Gerald Fitch Röportajı (Milliyet Gazetesi)
Gökhan Türe'nin Fitch röportajını okumak isteyanler için önce linki vereyim:
http://www.milliyet.com.tr/2007/01/03/spor/spo08.html
Fitch'in enterasan yorumları var. Link'i okumam diyen arkadaşlar için basketbolaa ilişkin önemli gördüğüm kısımları alıntıladım.
"Sanırım takım hâlâ bana uyum sağlamaya çalışıyor. Aynı şekilde ben de takıma uyum sağlamaya çalışıyorum. Ne zaman takımın kimyası tam bir bütünlük sağlarsa, işte o zaman bizi kimse tutamaz."
"Tabii ki amacımız Türkiye Ligi'nde şampiyonluğa ulaşmak. Fenerbahçe Ülker, Efes Pilsen gibi takımların bizden fazla güçlü olduğunu sanmıyorum takımın kimyası biraz daha oturursa, şampiyon olabileceğimizi düşünüyorum."
"Tabii ki en büyük hedefim NBA'e geri dönmek. Burada kalmayı düşünmüyorum açıkçası. Ama zaman ne gösterir bilemem. Eğer NBA'e gidemezsem, burada kalmayı düşünebilirim."

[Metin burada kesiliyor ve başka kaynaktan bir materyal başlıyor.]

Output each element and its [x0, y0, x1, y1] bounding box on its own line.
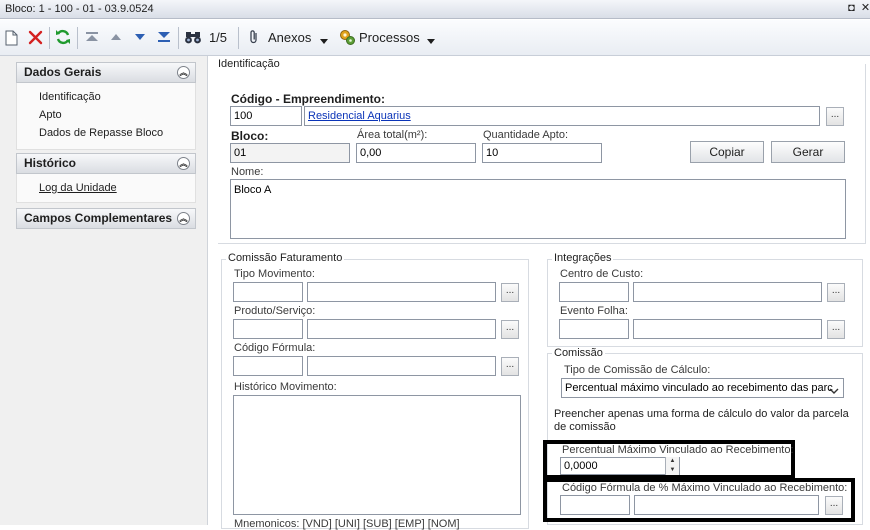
paperclip-icon[interactable]: [247, 29, 261, 45]
copiar-button[interactable]: Copiar: [690, 141, 764, 163]
percentual-spinner[interactable]: ▲ ▼: [665, 457, 679, 475]
empreendimento-field[interactable]: Residencial Aquarius: [304, 106, 820, 126]
comissao-faturamento-title: Comissão Faturamento: [226, 252, 345, 264]
nav-header-label: Dados Gerais: [24, 65, 102, 79]
codigo-formula-percentual-code-input[interactable]: [560, 495, 630, 515]
centro-custo-desc-input[interactable]: [633, 282, 822, 302]
codigo-formula-lookup-button[interactable]: ...: [501, 357, 519, 376]
area-total-label: Área total(m²):: [357, 129, 428, 141]
tipo-movimento-lookup-button[interactable]: ...: [501, 283, 519, 302]
processos-button[interactable]: Processos: [359, 28, 420, 48]
last-record-icon[interactable]: [157, 31, 171, 43]
nav-item-log-unidade[interactable]: Log da Unidade: [39, 182, 117, 194]
refresh-icon[interactable]: [55, 29, 71, 45]
codigo-formula-percentual-label: Código Fórmula de % Máximo Vinculado ao …: [562, 482, 848, 494]
produto-code-input[interactable]: [233, 319, 303, 339]
centro-custo-label: Centro de Custo:: [560, 268, 644, 280]
percentual-maximo-input[interactable]: 0,0000: [560, 457, 680, 475]
historico-movimento-textarea[interactable]: [233, 395, 521, 515]
tipo-movimento-desc-input[interactable]: [307, 282, 496, 302]
previous-record-icon[interactable]: [110, 32, 122, 42]
window-title-bar: Bloco: 1 - 100 - 01 - 03.9.0524: [0, 0, 870, 19]
restore-icon[interactable]: ◘: [846, 3, 857, 14]
collapse-chevron-icon[interactable]: ︽: [177, 66, 190, 79]
first-record-icon[interactable]: [85, 31, 99, 43]
evento-folha-code-input[interactable]: [559, 319, 629, 339]
tipo-comissao-dropdown-icon[interactable]: [829, 385, 839, 394]
spin-down-icon[interactable]: ▼: [666, 466, 679, 475]
tipo-comissao-value: Percentual máximo vinculado ao recebimen…: [565, 382, 833, 394]
codigo-formula-desc-input[interactable]: [307, 356, 496, 376]
codigo-formula-label: Código Fórmula:: [234, 342, 316, 354]
nav-header-label: Campos Complementares: [24, 211, 173, 225]
tipo-comissao-label: Tipo de Comissão de Cálculo:: [564, 364, 711, 376]
toolbar-separator: [178, 27, 179, 49]
quantidade-apto-label: Quantidade Apto:: [483, 129, 569, 141]
percentual-maximo-label: Percentual Máximo Vinculado ao Recebimen…: [562, 444, 794, 456]
tipo-movimento-label: Tipo Movimento:: [234, 268, 315, 280]
processos-dropdown-icon[interactable]: [427, 35, 435, 44]
new-icon[interactable]: [5, 30, 18, 46]
produto-lookup-button[interactable]: ...: [501, 320, 519, 339]
nome-label: Nome:: [231, 166, 264, 178]
codigo-formula-percentual-desc-input[interactable]: [634, 495, 819, 515]
next-record-icon[interactable]: [134, 32, 146, 42]
nav-item-identificacao[interactable]: Identificação: [39, 91, 101, 103]
nome-textarea[interactable]: Bloco A: [230, 179, 846, 239]
codigo-formula-percentual-lookup-button[interactable]: ...: [825, 496, 843, 515]
historico-movimento-label: Histórico Movimento:: [234, 381, 337, 393]
record-position: 1/5: [208, 30, 228, 45]
evento-folha-desc-input[interactable]: [633, 319, 822, 339]
codigo-empreendimento-label: Código - Empreendimento:: [231, 92, 385, 106]
comissao-title: Comissão: [552, 347, 605, 359]
collapse-chevron-icon[interactable]: ︽: [177, 157, 190, 170]
produto-desc-input[interactable]: [307, 319, 496, 339]
anexos-button[interactable]: Anexos: [268, 28, 312, 48]
toolbar-separator: [77, 27, 78, 49]
toolbar-separator: [238, 27, 239, 49]
nav-header-label: Histórico: [24, 156, 77, 170]
toolbar: [0, 20, 870, 56]
produto-servico-label: Produto/Serviço:: [234, 305, 316, 317]
binoculars-icon[interactable]: [184, 30, 202, 44]
comissao-hint-text: Preencher apenas uma forma de cálculo do…: [554, 408, 849, 433]
codigo-input[interactable]: 100: [230, 106, 302, 126]
delete-icon[interactable]: [28, 30, 43, 45]
centro-custo-code-input[interactable]: [559, 282, 629, 302]
area-total-input[interactable]: 0,00: [356, 143, 476, 163]
codigo-formula-code-input[interactable]: [233, 356, 303, 376]
toolbar-separator: [49, 27, 50, 49]
empreendimento-lookup-button[interactable]: ...: [826, 107, 844, 126]
integracoes-title: Integrações: [552, 252, 614, 264]
collapse-chevron-icon[interactable]: ︽: [177, 212, 190, 225]
evento-folha-lookup-button[interactable]: ...: [827, 320, 845, 339]
nav-item-dados-repasse[interactable]: Dados de Repasse Bloco: [39, 127, 163, 139]
quantidade-apto-input[interactable]: 10: [482, 143, 602, 163]
tipo-comissao-select[interactable]: Percentual máximo vinculado ao recebimen…: [561, 378, 844, 398]
bloco-label: Bloco:: [231, 129, 269, 143]
bloco-input[interactable]: 01: [230, 143, 350, 163]
nav-header-campos-complementares[interactable]: Campos Complementares ︽: [16, 208, 196, 229]
process-icon[interactable]: [338, 28, 356, 46]
anexos-dropdown-icon[interactable]: [320, 35, 328, 44]
nav-header-dados-gerais[interactable]: Dados Gerais ︽: [16, 62, 196, 83]
centro-custo-lookup-button[interactable]: ...: [827, 283, 845, 302]
tipo-movimento-code-input[interactable]: [233, 282, 303, 302]
evento-folha-label: Evento Folha:: [560, 305, 628, 317]
spin-up-icon[interactable]: ▲: [666, 457, 679, 466]
nav-item-apto[interactable]: Apto: [39, 109, 62, 121]
percentual-maximo-value: 0,0000: [564, 460, 598, 472]
window-title: Bloco: 1 - 100 - 01 - 03.9.0524: [5, 3, 154, 15]
nav-header-historico[interactable]: Histórico ︽: [16, 153, 196, 174]
mnemonicos-label: Mnemonicos: [VND] [UNI] [SUB] [EMP] [NOM…: [234, 518, 460, 530]
empreendimento-link[interactable]: Residencial Aquarius: [308, 110, 411, 122]
close-window-icon[interactable]: ✕: [860, 3, 870, 14]
gerar-button[interactable]: Gerar: [771, 141, 845, 163]
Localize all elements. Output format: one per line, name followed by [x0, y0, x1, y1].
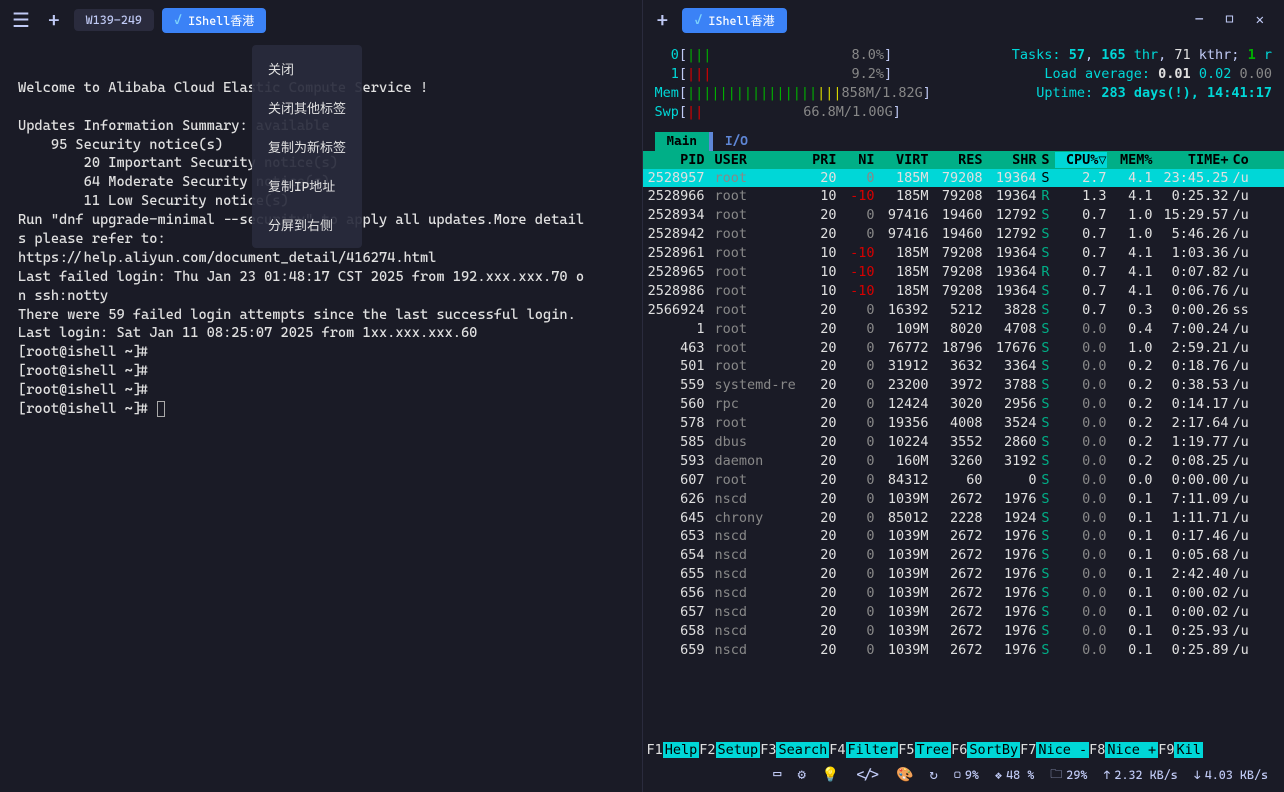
table-row[interactable]: 578root2001935640083524S0.00.22:17.64/u	[643, 414, 1284, 433]
function-key[interactable]: F4Filter	[829, 742, 898, 758]
tab-inactive[interactable]: W139-249	[74, 9, 154, 31]
table-row[interactable]: 607root20084312600S0.00.00:00.00/u	[643, 471, 1284, 490]
tab-active-label: IShell香港	[188, 12, 254, 29]
table-row[interactable]: 655nscd2001039M26721976S0.00.12:42.40/u	[643, 565, 1284, 584]
laptop-icon[interactable]: ▭	[773, 767, 781, 783]
right-terminal-pane: + ✓ IShell香港 — □ ✕ 0[|||8.0%]Tasks: 57, …	[643, 0, 1284, 792]
col-cmd[interactable]: Co	[1229, 152, 1284, 168]
htop-summary: 0[|||8.0%]Tasks: 57, 165 thr, 71 kthr; 1…	[643, 40, 1284, 128]
col-mem[interactable]: MEM%	[1107, 152, 1153, 168]
htop-tab-io[interactable]: I/O	[713, 132, 760, 151]
table-row[interactable]: 1root200109M80204708S0.00.47:00.24/u	[643, 320, 1284, 339]
check-icon: ✓	[174, 12, 182, 28]
color-icon[interactable]: 🎨	[896, 767, 913, 783]
col-res[interactable]: RES	[929, 152, 983, 168]
new-tab-button[interactable]: +	[42, 6, 66, 34]
table-row[interactable]: 656nscd2001039M26721976S0.00.10:00.02/u	[643, 584, 1284, 603]
function-key[interactable]: F5Tree	[898, 742, 951, 758]
code-icon[interactable]: </>	[855, 767, 880, 783]
context-menu-item[interactable]: 关闭其他标签	[252, 88, 362, 127]
tab-active[interactable]: ✓ IShell香港	[162, 8, 266, 33]
col-shr[interactable]: SHR	[983, 152, 1037, 168]
hamburger-icon[interactable]: ☰	[8, 4, 34, 36]
table-row[interactable]: 2566924root2001639252123828S0.70.30:00.2…	[643, 301, 1284, 320]
bulb-icon[interactable]: 💡	[822, 767, 839, 783]
function-key[interactable]: F3Search	[760, 742, 829, 758]
table-row[interactable]: 657nscd2001039M26721976S0.00.10:00.02/u	[643, 603, 1284, 622]
table-row[interactable]: 659nscd2001039M26721976S0.00.10:25.89/u	[643, 641, 1284, 660]
close-icon[interactable]: ✕	[1256, 12, 1264, 28]
table-row[interactable]: 2528942root200974161946012792S0.71.05:46…	[643, 225, 1284, 244]
table-row[interactable]: 2528986root10-10185M7920819364S0.74.10:0…	[643, 282, 1284, 301]
function-key[interactable]: F1Help	[647, 742, 700, 758]
context-menu-item[interactable]: 关闭	[252, 49, 362, 88]
context-menu-item[interactable]: 复制IP地址	[252, 166, 362, 205]
htop-process-list[interactable]: 2528957root200185M7920819364S2.74.123:45…	[643, 169, 1284, 742]
col-ni[interactable]: NI	[837, 152, 875, 168]
col-pri[interactable]: PRI	[799, 152, 837, 168]
function-key[interactable]: F6SortBy	[951, 742, 1020, 758]
context-menu-item[interactable]: 分屏到右侧	[252, 205, 362, 244]
table-row[interactable]: 626nscd2001039M26721976S0.00.17:11.09/u	[643, 490, 1284, 509]
table-row[interactable]: 2528966root10-10185M7920819364R1.34.10:2…	[643, 187, 1284, 206]
htop-function-keys: F1Help F2Setup F3SearchF4FilterF5Tree F6…	[643, 742, 1284, 758]
check-icon: ✓	[694, 12, 702, 28]
tab-active[interactable]: ✓ IShell香港	[682, 8, 786, 33]
context-menu-item[interactable]: 复制为新标签	[252, 127, 362, 166]
col-cpu[interactable]: CPU%▽	[1055, 152, 1107, 168]
function-key[interactable]: F8Nice +	[1089, 742, 1158, 758]
table-row[interactable]: 2528961root10-10185M7920819364S0.74.11:0…	[643, 244, 1284, 263]
tab-active-label: IShell香港	[708, 12, 774, 29]
refresh-icon[interactable]: ↻	[929, 767, 937, 783]
htop-tab-main[interactable]: Main	[655, 132, 709, 151]
table-row[interactable]: 585dbus2001022435522860S0.00.21:19.77/u	[643, 433, 1284, 452]
status-disk: 🗀 29%	[1050, 765, 1087, 786]
table-row[interactable]: 560rpc2001242430202956S0.00.20:14.17/u	[643, 395, 1284, 414]
col-user[interactable]: USER	[711, 152, 799, 168]
maximize-icon[interactable]: □	[1225, 12, 1233, 28]
table-row[interactable]: 2528965root10-10185M7920819364R0.74.10:0…	[643, 263, 1284, 282]
function-key[interactable]: F2Setup	[699, 742, 760, 758]
window-controls: — □ ✕	[1195, 12, 1276, 28]
status-upload: ↑ 2.32 KB/s	[1103, 768, 1177, 782]
status-mem: ❖ 48 %	[995, 768, 1034, 782]
function-key[interactable]: F9Kil	[1158, 742, 1203, 758]
table-row[interactable]: 2528934root200974161946012792S0.71.015:2…	[643, 206, 1284, 225]
left-terminal-pane: ☰ + W139-249 ✓ IShell香港 关闭关闭其他标签复制为新标签复制…	[0, 0, 643, 792]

"Açıkçası antrenörümüz bana karşı daima hoşgörülü. Asla kızıp, bağırıp çağırma gibi bir huyu yok. Bu konuda hiç sıkıntı yaşamıyorum. Bu durumdan sadece ben değil, herkes çok memnun. O, herkese karşı çok iyi. İşini de çok iyi yapıyor ve özgüveni de en üst düzeyde. Bu sayede biz oyuncular da kendimizi rahat hissediyoruz."
Bunlar dışında takım arkadaşlarının kendisine çok iyi davrandıklarını yemek, trafik ve istanbul üzerine bir söyleşi.
Hedefin şampiyonluk olduğunu söylemesi açıkcası beni şaşırttı. Bizler dördüncülük ile yetinmeye hazırken şampiyonluktan bahsedilmesine yöneticiler ya da hocanın yorumu olacak mı bilmiyorum.
Murat Hoca'yı oyuncuların çok sevdiğini tahmin ediyordum. Fitch'in de o doğrultuda düşünmesi beni mutlu etti.
Takım içindeki herkesle uyumlu ve iyi geçinmesi çok güzel. Murat ve Fatih için ise bu konbuda parantez açması beni şaşırttı. malum memlekete gelen ABD'li oyuncular öncelikle kendi hemşerileri ile ahbaplık kurarlar.
NBA'e dönmekmiş hedefi. hatta ifadesindeki kesinlikten seneye burada olmayacağı sonucunu çıkartmak mümkün. Önümöüdeki seneleri düşünerek iskelet bir kadro düşüneceksek Fitch'i bu iskelet içinde düşünmememiz gerekiyor.
Anlaşılan sıcak kanlı ve sevilen bir oyuncu. Her halde bir benim kanım kaynamayacak şu adama.
Son birşey: sorulabilecek tonlarca soru varken, istanbul, trafik, yemekler gibi bilinen ve çok da ilgi çekmeyen sorularda ısrarcı olmanın mantığını anlamıyorum. Bu röportajı okuyacak olan kitle belli olduğuna göre bu sorulara yer ve zaman kalırsa girilebilir ama öncelik verilmesini bir türlü aklım almıyor.